For decades, the U.S. and other Western countries engaged with China through increased trade, and China’s massive economic growth helped usher in an era of unprecedented global prosperity. The downside was that it beggared American industrial capacity, as manufacturers fled the U.S. for cheaper jurisdictions, like China.

Photovoltaics (PV), used in solar panels, is just one industry that China ended up capturing, to the detriment (and bankruptcy) of American and Canadian PV manufactures.

China now dominates many areas of industry, including rare earth mining and processing, aluminum smelting, steelmaking and manufacturing. This could hobble North America’s efforts to lead its energy transition.

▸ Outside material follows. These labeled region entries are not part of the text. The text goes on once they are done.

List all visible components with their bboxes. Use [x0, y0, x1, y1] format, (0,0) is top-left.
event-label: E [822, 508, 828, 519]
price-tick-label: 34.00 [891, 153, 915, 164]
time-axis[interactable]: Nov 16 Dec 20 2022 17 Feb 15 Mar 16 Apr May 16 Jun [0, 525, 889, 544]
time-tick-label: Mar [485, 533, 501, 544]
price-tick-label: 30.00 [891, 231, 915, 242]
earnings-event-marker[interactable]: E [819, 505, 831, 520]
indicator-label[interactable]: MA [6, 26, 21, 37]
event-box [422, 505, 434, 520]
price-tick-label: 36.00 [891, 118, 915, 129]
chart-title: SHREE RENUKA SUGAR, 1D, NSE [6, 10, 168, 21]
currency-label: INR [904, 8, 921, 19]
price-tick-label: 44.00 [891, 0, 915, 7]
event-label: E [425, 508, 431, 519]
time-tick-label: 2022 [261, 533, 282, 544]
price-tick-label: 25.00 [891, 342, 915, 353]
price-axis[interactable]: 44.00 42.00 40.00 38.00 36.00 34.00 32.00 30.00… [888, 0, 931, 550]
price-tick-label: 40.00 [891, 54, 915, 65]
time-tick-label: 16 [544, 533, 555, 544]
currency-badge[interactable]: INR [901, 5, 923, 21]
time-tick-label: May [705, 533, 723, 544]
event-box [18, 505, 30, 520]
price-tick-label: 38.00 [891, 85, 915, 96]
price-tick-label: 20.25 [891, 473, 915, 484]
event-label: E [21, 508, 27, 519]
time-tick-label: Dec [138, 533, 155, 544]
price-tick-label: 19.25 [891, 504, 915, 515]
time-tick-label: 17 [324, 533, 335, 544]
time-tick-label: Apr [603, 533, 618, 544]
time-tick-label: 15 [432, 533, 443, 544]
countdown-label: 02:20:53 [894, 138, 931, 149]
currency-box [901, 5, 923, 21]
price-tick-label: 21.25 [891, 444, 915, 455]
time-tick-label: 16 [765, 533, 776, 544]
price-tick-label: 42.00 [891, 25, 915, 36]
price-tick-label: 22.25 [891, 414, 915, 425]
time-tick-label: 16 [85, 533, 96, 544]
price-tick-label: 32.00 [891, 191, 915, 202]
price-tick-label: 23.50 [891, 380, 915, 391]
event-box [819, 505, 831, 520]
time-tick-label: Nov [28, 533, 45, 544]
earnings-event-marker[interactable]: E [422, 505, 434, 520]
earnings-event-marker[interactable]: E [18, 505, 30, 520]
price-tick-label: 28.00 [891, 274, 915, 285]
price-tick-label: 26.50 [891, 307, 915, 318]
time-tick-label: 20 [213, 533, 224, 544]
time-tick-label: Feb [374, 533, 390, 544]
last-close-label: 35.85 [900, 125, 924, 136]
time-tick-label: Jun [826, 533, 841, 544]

“There is growing concern that a high level of dependence on China for these minerals and their derivative products may create energy security risks,” the Brookings Institute noted in a report last year.

The U.S. has therefore embarked on a reindustrialization plan – with particular emphasis on the energy transition – that focuses on securing North American critical minerals, smelting and processing, and component manufacturing capacity.

“As the U.S. and Canada move to onshore critical mineral extraction and processing, there’s going to be major opportunities for the B.C. and Canadian mining sectors,” said Michael Goehring, president of the Mining Association of BC (MABC). “Critical minerals are on the top of the national and international agenda. It is not only an environmental issue, it is a national security issue.”

As part of its strategy to rebuild industrial capacity and accelerate the United States’ energy transition, the Biden administration has committed billions in incentives through the IRA to spur investment in clean energy. President Joe Biden has also invoked the DPA eight times since taking office.

He invoked it in March 2022 to increase the production of clean-energy transition metals – including lithium, nickel, cobalt, graphite, and manganese – and again in June 2022 to accelerate domestic production of solar energy components, transformers and electric grid components, heat pumps, electrolysers, fuel cells and platinum group metals.

Cohen said Canadian exploration and mining companies will benefit from the American strategy to secure critical minerals through the DPA.

“Canada is considered a domestic source, just like the United States, under the DPA,” Cohen said. “So Canadian companies and First Nations are just as eligible for DPA funding as United States companies.

“I know that there are a number of Canadian projects that are high on the list for DPA funding.”

Where B.C. fits in along the green industrialization value chain is less on the manufacturing side and more on the mining and refining side.

“B.C. has two of the world’s largest nickel deposits,” Goehring said. “One of the proponents is currently running tests … to assess the feasibility of a nickel-sulphate refining facility here in British Columbia.”

He referred to FPX Nickel Corp. (TSX-V:FPX, OTCQB:FPOCF) and its Baptiste project in B.C. FPX recently completed a scoping study that explored the possibility of not just mining awaruite (a natural nickel-iron alloy) in B.C., but processing it as well.

According to the scoping study, the Baptiste mine and nickel sulphate processing plant could produce enough nickel by 2030 to fulfill 17 per cent of North America’s expected demand for nickel for electric vehicle batteries.